13-Agent Simultaneous Orchestration
13-Agent Simultaneous Orchestration

Your First Orchestra Blueprint

Ready to build? Here's your step-by-step:

Week 1: Build a Research Orchestra

  • One Opus conductor, one Sonnet worker
  • Pick a topic you research regularly
  • Let the Opus break it into subtopics
  • Let the Sonnet research each subtopic
  • Measure the time savings

Week 2: Add error handling

  • Implement fallback chains
  • Add retry logic with exponential backoff
  • Build human-in-the-loop triggers

Week 3: Optimize costs

  • Move simple tasks to Haiku
  • Reserve Sonnet for synthesis work
  • Use Opus only for architecture decisions

Week 4: Scale horizontally

  • Add more Sonnet workers
  • Test parallel execution
  • Monitor token usage

Don't try to build everything at once.

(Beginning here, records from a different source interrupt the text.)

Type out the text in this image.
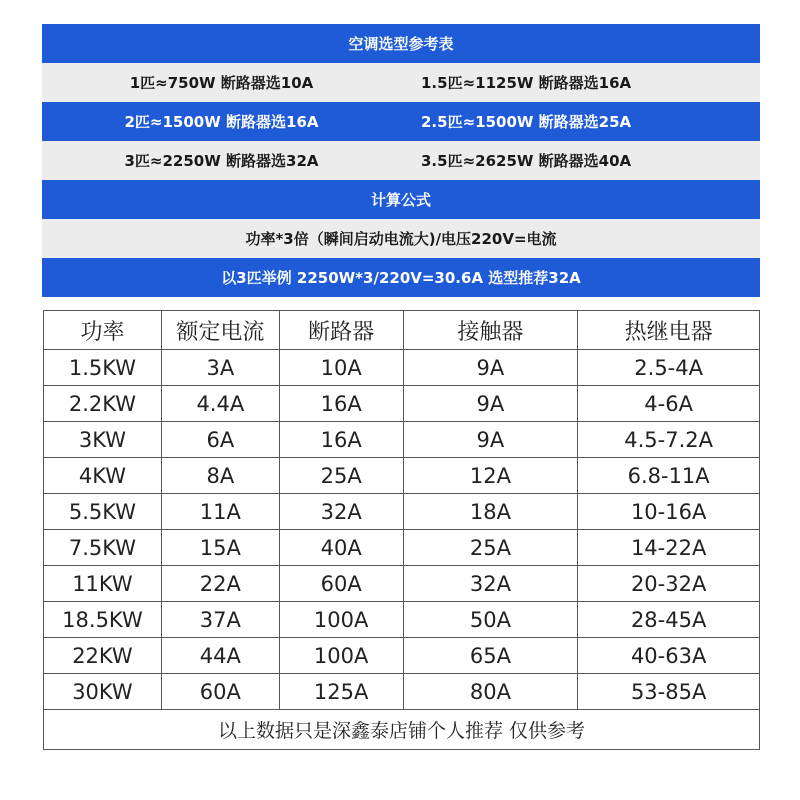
空调选型参考表
1匹≈750W 断路器选10A	1.5匹≈1125W 断路器选16A
2匹≈1500W 断路器选16A	2.5匹≈1500W 断路器选25A
3匹≈2250W 断路器选32A	3.5匹≈2625W 断路器选40A
计算公式
功率*3倍（瞬间启动电流大)/电压220V=电流
以3匹举例 2250W*3/220V=30.6A 选型推荐32A
功率	额定电流	断路器	接触器	热继电器
1.5KW	3A	10A	9A	2.5-4A
2.2KW	4.4A	16A	9A	4-6A
3KW	6A	16A	9A	4.5-7.2A
4KW	8A	25A	12A	6.8-11A
5.5KW	11A	32A	18A	10-16A
7.5KW	15A	40A	25A	14-22A
11KW	22A	60A	32A	20-32A
18.5KW	37A	100A	50A	28-45A
22KW	44A	100A	65A	40-63A
30KW	60A	125A	80A	53-85A
以上数据只是深鑫泰店铺个人推荐 仅供参考				
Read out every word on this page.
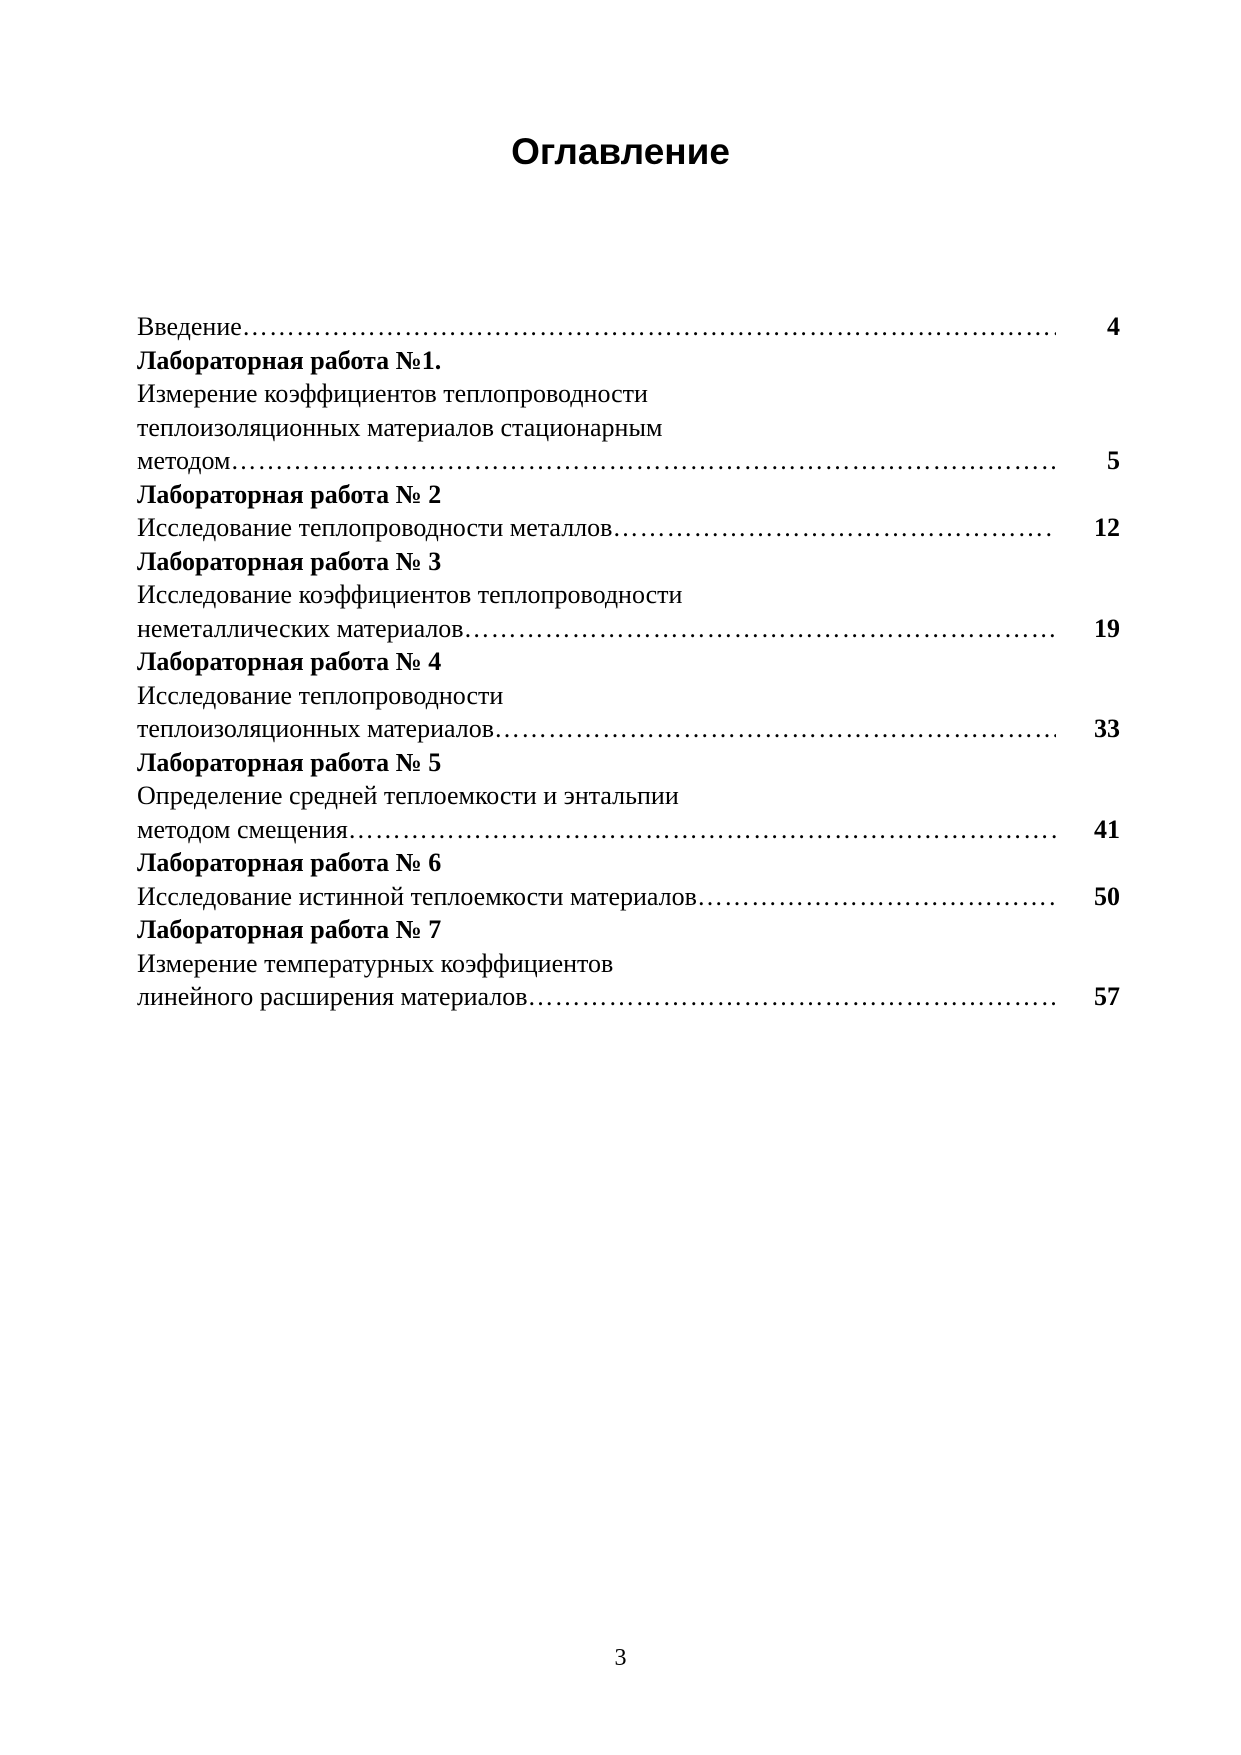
Оглавление
Введение ………………………………………………………………………………………………………………………………………………………………	4
Лабораторная работа №1.
Измерение коэффициентов теплопроводности
теплоизоляционных материалов стационарным
методом ………………………………………………………………………………………………………………………………………………………………	5
Лабораторная работа № 2
Исследование теплопроводности металлов ………………………………………………………………………………………………………………………………………………………………	12
Лабораторная работа № 3
Исследование коэффициентов теплопроводности
неметаллических материалов ………………………………………………………………………………………………………………………………………………………………	19
Лабораторная работа № 4
Исследование теплопроводности
теплоизоляционных материалов ………………………………………………………………………………………………………………………………………………………………	33
Лабораторная работа № 5
Определение средней теплоемкости и энтальпии
методом смещения ………………………………………………………………………………………………………………………………………………………………	41
Лабораторная работа № 6
Исследование истинной теплоемкости материалов ………………………………………………………………………………………………………………………………………………………………	50
Лабораторная работа № 7
Измерение температурных коэффициентов
линейного расширения материалов ………………………………………………………………………………………………………………………………………………………………	57
3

Master one pattern, then expand.

The Learning Curve

Azure documented this years ago: sequential agents for handoffs, concurrent agents for parallel work, hierarchical systems for complex orchestration. The patterns exist. You just need to implement them.

I learned from n8n's multi-agent tutorials and the 9 agentic workflow patterns research. McKinsey's "one year of agentic AI" report validated what I was seeing: parallelization works, but coordination is everything.

The difference between theory and practice? I actually built these systems. In production. With real stakes.

Start Today

Your first orchestra is waiting. Pick one repetitive task you do weekly. Break it into conductor + worker roles. Build it this weekend.

The compound effect starts with the first note.

Next week, I'll show you how to scale from one orchestra to an entire AI organization. How memory systems keep your agents sharp. How monitoring prevents chaos.

But first, build your Research Orchestra. You'll thank me on Monday.